LARGO — As Pinellas School Board members began discussing the broad topic of how to reduce violence in schools, Sheriff Bob Gualtieri quickly focused the conversation on one concrete point: dollars.
Gualtieri, one of the people invited to come speak to the board, said the number of deputies in Pinellas schools has dropped sharply over a five-year period, but arrests in middle school and high school have gone up.
He cited these figures at a School Board work session on Tuesday:
In the 2007-08 academic year, the Sheriff's Office sent 33 deputies to 23 schools to work as resource officers.

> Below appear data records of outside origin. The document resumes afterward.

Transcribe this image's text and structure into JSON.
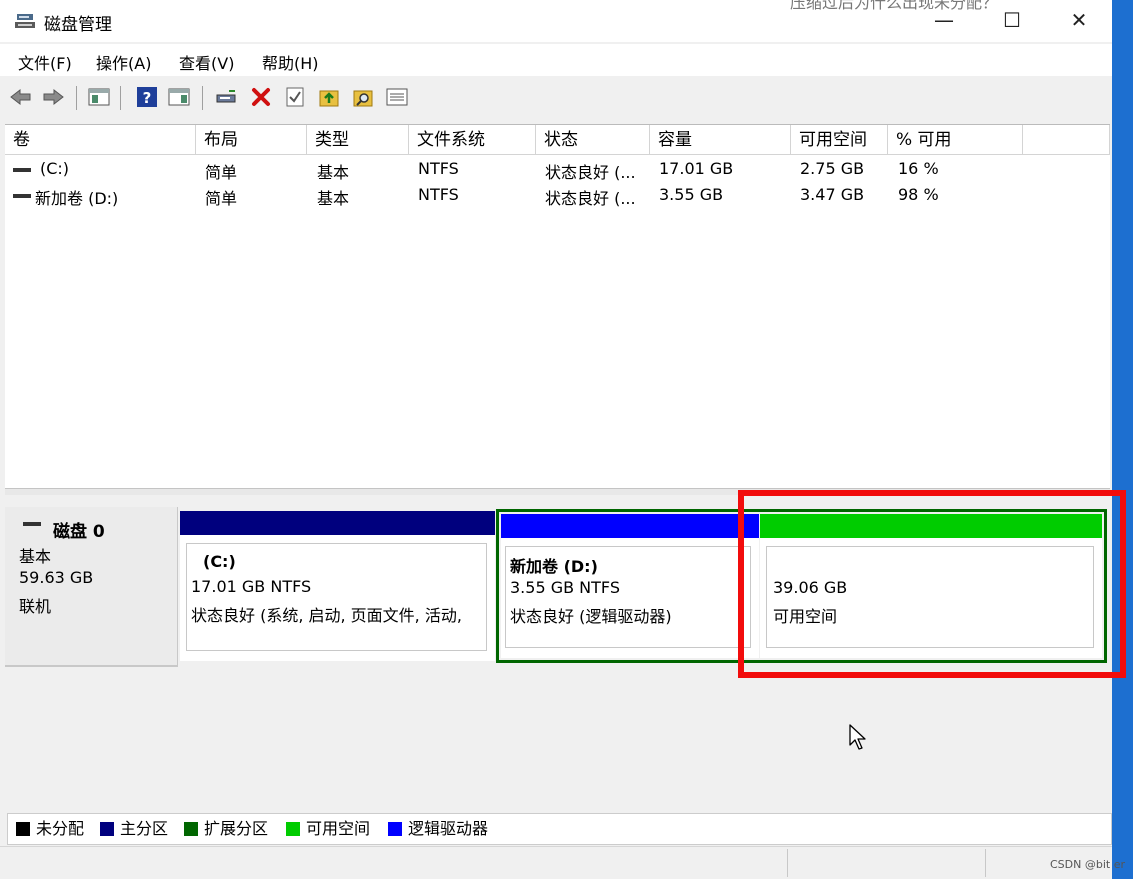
{
  "window": {
    "title": "磁盘管理",
    "overlay_caption": "压缩过后为什么出现未分配？",
    "minimize": "—",
    "maximize": "☐",
    "close": "✕"
  },
  "menu": [
    "文件(F)",
    "操作(A)",
    "查看(V)",
    "帮助(H)"
  ],
  "toolbar": [
    "back-icon",
    "forward-icon",
    "console-tree-icon",
    "help-icon",
    "properties-view-icon",
    "connect-disk-icon",
    "delete-icon",
    "check-icon",
    "up-folder-icon",
    "search-folder-icon",
    "list-view-icon"
  ],
  "volume_table": {
    "columns": [
      "卷",
      "布局",
      "类型",
      "文件系统",
      "状态",
      "容量",
      "可用空间",
      "% 可用"
    ],
    "rows": [
      [
        "(C:)",
        "简单",
        "基本",
        "NTFS",
        "状态良好 (...",
        "17.01 GB",
        "2.75 GB",
        "16 %"
      ],
      [
        "新加卷 (D:)",
        "简单",
        "基本",
        "NTFS",
        "状态良好 (...",
        "3.55 GB",
        "3.47 GB",
        "98 %"
      ]
    ]
  },
  "disk": {
    "name": "磁盘 0",
    "type": "基本",
    "size": "59.63 GB",
    "state": "联机",
    "partitions": [
      {
        "title": "(C:)",
        "size_fs": "17.01 GB NTFS",
        "status": "状态良好 (系统, 启动, 页面文件, 活动,",
        "bar_color": "#00007e"
      },
      {
        "title": "新加卷  (D:)",
        "size_fs": "3.55 GB NTFS",
        "status": "状态良好 (逻辑驱动器)",
        "bar_color": "#0000ff"
      },
      {
        "size_fs": "39.06 GB",
        "status": "可用空间",
        "bar_color": "#00cc00"
      }
    ]
  },
  "legend": [
    {
      "label": "未分配",
      "color": "#000000"
    },
    {
      "label": "主分区",
      "color": "#00007e"
    },
    {
      "label": "扩展分区",
      "color": "#006600"
    },
    {
      "label": "可用空间",
      "color": "#00cc00"
    },
    {
      "label": "逻辑驱动器",
      "color": "#0000ff"
    }
  ],
  "highlight_color": "#f20c0c",
  "watermark": "CSDN @bit er"
}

Resource officers get to know students and teachers and gather intelligence that can help them stop violence before it happens.
But by 2011-12, the Sheriff's Office had 13 deputies for 11 schools.

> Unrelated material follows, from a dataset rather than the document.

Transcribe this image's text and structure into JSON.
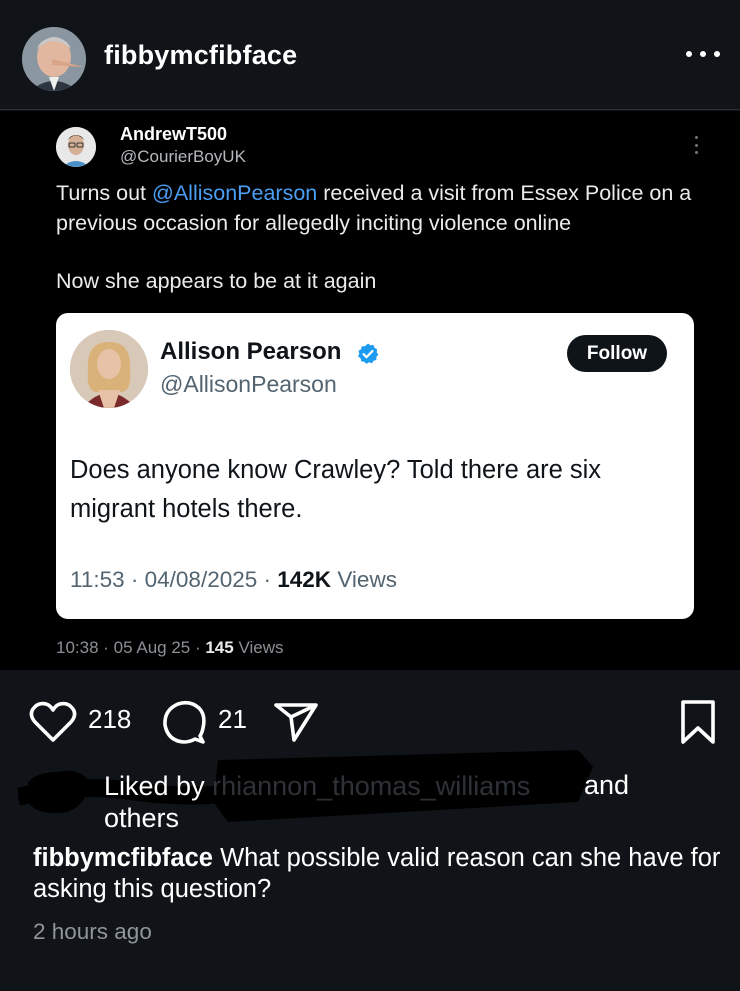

In that time, Gualtieri said, high school arrests went from 188 to 240.
In middle schools, the increase was even higher, with arrests going from 58 to 137.
"The biggest one was Dunedin Middle School," Gualtieri said, with an increase of 11 arrests to 59.
With fewer deputies at fewer schools in the sheriff's jurisdiction, the resource officers have less time to form the kinds of relationships they need to get tips about violence that may be brewing in schools.
He stressed that his staff does a great job, but said, "the deputies feel like they're stretched too thin."
Gualtieri said his cost for providing the deputies is $839,644. The School Board pays his office $591,000.
"I can't put any more resources that we absorb the costs of into the schools. I mean we're already paying more than what the School Board is paying, by almost a quarter of a million dollars."
St. Petersburg Mayor Bill Foster and Police Chief Chuck Harmon also spoke to the School Board and agreed funding is an issue, but stressed their commitment to do everything possible to keep schools safe.
School Board members, who were meeting in a work session and not debating any formal proposals, said a lot of good things about the sheriff's resource officers, as well as others provided by the St. Petersburg Police and other agencies, and the school system's own officers.
But not one of them pledged to give more money to the Sheriff's Office, citing lean budgets. They did say it would be discussed in the regular budget process.
The board also heard Clearwater High School Principal Keith Mastorides describe what everyone agreed was a success story: the school and police response to an incident last month in which a 15-year-old student brought a gun onto campus.
"We had the campus locked down within 30 seconds," even though it was lunchtime, the most difficult time to secure a busy school, Mastorides said. Within nine minutes, he said, the lockdown was over and the weapon had been found. And no one was hurt.